Tra le falle delle procedure adottate, che la Spagna dice di aver corretto, anche difficoltà nell’utilizzo di alcune attrezzature. Come la visione difficoltosa provocata dalle lenti di protezione “che si appannano continuamente”. Una problematica che era già stata segnalata da Medici Senza Frontiere in un’intervista rilasciata a ilfattoquotidiano.it a inizio agosto. “Nelle tute anche respirare è faticoso. E proprio come succede al mare, le nostre maschere dopo un po’ si annebbiano e non si riesce più a vedere correttamente – aveva raccontato Massimo Galeotti, 40 anni, infermiere di Msf – Quando hai addosso questa tuta il senso di soffocamento può avere il sopravvento e gettarti nel panico. Dopo cinque minuti senti le goccioline di sudore scendere dappertutto. Fa caldo. E devi anche muoverti lento, per evitare cadute accidentali che potrebbero esporti a un possibile contagio“.
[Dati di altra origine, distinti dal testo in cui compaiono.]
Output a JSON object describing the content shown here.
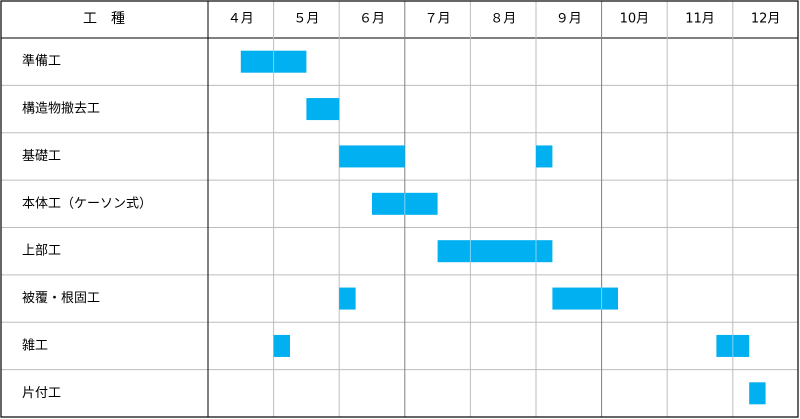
{
  "chart_data": {
    "type": "gantt",
    "header": {
      "task_column": "工　種",
      "months": [
        "４月",
        "５月",
        "６月",
        "７月",
        "８月",
        "９月",
        "10月",
        "11月",
        "12月"
      ]
    },
    "x_unit": "month",
    "x_range": [
      4,
      13
    ],
    "bar_color": "#00b0f0",
    "tasks": [
      {
        "name": "準備工",
        "bars": [
          [
            4.5,
            5.5
          ]
        ]
      },
      {
        "name": "構造物撤去工",
        "bars": [
          [
            5.5,
            6.0
          ]
        ]
      },
      {
        "name": "基礎工",
        "bars": [
          [
            6.0,
            7.0
          ],
          [
            9.0,
            9.25
          ]
        ]
      },
      {
        "name": "本体工（ケーソン式）",
        "bars": [
          [
            6.5,
            7.5
          ]
        ]
      },
      {
        "name": "上部工",
        "bars": [
          [
            7.5,
            9.25
          ]
        ]
      },
      {
        "name": "被覆・根固工",
        "bars": [
          [
            6.0,
            6.25
          ],
          [
            9.25,
            10.25
          ]
        ]
      },
      {
        "name": "雑工",
        "bars": [
          [
            5.0,
            5.25
          ],
          [
            11.75,
            12.25
          ]
        ]
      },
      {
        "name": "片付工",
        "bars": [
          [
            12.25,
            12.5
          ]
        ]
      }
    ]
  }
}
Oms: “Entro gennaio al via sperimentazione vaccini sul campo”. Sul vaccino le notizie sono ancora incerte, ma “entro dicembre si saprà se, nella ricerca in corso di un possibile vaccino per Ebola, ci sono alcune sostanze utili allo scopo ed eventualmente a gennaio potrebbero cominciare le sperimentazioni sul campo”. Lo ha detto la dottoressa Marie Paule Kieny, assistente direttrice generale dell’Organizzazione mondiale della sanità, affermando che i test clinici in programma in Europa, Africa e Stati Uniti sono spinti dai vari governi, che vogliono a breve un vaccino. Kieny ha anche dichiarato che se i vaccini saranno considerati sicuri, la sperimentazione di decine di migliaia di dosi potrebbe iniziare in Africa occidentale a gennaio. La portavoce dell’Oms Fadela Chaib ha inoltre promesso un’approfondita verifica dei passi falsi iniziali fatti dall’Oms in risposta all’epidemia che ha già ucciso più di 4.500 persone.